Frequently Asked Questions

Why does using CockroachDB not automatically prevent replay attacks in Gorilla Mux?
CockroachDB provides strong consistency and serializable isolation, but it does not enforce application-level uniqueness or idempotency. Without explicit uniqueness constraints (e.g., on an idempotency key) and handler logic to detect duplicates, a replayed request can cause duplicate writes because the database will execute the same valid transaction again.

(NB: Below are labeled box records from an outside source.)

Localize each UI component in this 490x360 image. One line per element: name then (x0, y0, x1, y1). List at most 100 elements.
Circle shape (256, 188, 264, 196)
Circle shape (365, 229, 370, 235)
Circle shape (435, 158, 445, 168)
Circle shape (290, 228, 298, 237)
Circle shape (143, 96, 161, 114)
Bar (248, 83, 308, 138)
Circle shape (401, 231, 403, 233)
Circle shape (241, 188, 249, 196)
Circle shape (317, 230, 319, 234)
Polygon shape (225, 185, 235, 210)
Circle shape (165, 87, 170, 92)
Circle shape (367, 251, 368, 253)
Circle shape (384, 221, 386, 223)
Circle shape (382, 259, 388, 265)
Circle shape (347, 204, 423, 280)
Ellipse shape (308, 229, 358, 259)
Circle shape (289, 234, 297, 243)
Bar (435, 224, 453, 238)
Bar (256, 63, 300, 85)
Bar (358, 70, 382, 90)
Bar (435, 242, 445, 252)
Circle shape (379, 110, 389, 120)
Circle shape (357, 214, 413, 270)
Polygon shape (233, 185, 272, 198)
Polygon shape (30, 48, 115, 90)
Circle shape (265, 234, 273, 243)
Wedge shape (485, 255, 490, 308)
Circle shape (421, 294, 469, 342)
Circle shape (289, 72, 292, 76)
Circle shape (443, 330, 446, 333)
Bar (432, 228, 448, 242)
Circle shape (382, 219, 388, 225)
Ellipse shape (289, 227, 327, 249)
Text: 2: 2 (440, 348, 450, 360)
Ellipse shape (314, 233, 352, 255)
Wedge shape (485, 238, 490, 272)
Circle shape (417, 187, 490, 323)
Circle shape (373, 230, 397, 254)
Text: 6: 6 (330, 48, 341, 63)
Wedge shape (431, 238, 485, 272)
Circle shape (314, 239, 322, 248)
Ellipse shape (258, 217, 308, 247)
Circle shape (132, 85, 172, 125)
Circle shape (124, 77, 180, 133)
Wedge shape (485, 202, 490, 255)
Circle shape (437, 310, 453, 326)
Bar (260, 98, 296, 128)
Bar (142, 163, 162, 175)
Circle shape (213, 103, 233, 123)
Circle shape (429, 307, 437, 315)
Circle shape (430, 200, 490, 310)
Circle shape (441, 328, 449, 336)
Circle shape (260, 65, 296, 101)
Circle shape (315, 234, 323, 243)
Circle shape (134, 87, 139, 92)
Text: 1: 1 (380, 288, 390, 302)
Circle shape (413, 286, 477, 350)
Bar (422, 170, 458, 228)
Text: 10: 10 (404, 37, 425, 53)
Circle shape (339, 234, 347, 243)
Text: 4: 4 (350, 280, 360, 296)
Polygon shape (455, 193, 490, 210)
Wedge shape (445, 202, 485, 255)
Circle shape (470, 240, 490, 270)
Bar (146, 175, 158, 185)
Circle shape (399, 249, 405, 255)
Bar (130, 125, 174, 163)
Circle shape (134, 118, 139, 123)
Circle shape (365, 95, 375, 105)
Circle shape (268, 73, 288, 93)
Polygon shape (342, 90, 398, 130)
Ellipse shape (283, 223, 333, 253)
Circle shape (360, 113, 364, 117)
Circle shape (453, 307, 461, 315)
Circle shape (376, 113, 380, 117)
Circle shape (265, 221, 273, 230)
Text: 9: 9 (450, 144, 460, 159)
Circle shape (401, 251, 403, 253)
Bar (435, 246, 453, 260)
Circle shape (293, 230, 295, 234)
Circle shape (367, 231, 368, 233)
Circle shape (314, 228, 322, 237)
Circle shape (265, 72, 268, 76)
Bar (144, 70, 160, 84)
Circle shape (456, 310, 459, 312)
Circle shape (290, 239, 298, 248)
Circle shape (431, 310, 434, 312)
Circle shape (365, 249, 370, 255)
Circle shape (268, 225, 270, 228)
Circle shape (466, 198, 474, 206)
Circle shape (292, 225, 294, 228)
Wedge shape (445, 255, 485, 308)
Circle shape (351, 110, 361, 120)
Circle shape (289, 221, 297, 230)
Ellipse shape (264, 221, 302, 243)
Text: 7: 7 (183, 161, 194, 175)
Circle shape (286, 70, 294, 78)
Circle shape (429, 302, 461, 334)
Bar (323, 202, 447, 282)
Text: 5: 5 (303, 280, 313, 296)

Can middleBrick detect replay vulnerabilities in API endpoints using Gorilla Mux and CockroachDB?
Yes. middleBrick scans unauthenticated attack surfaces and includes checks such as Authentication, BOLA/IDOR, and Input Validation that can surface missing idempotency controls. It also maps findings to compliance frameworks and provides remediation guidance, but it does not fix or block the issue.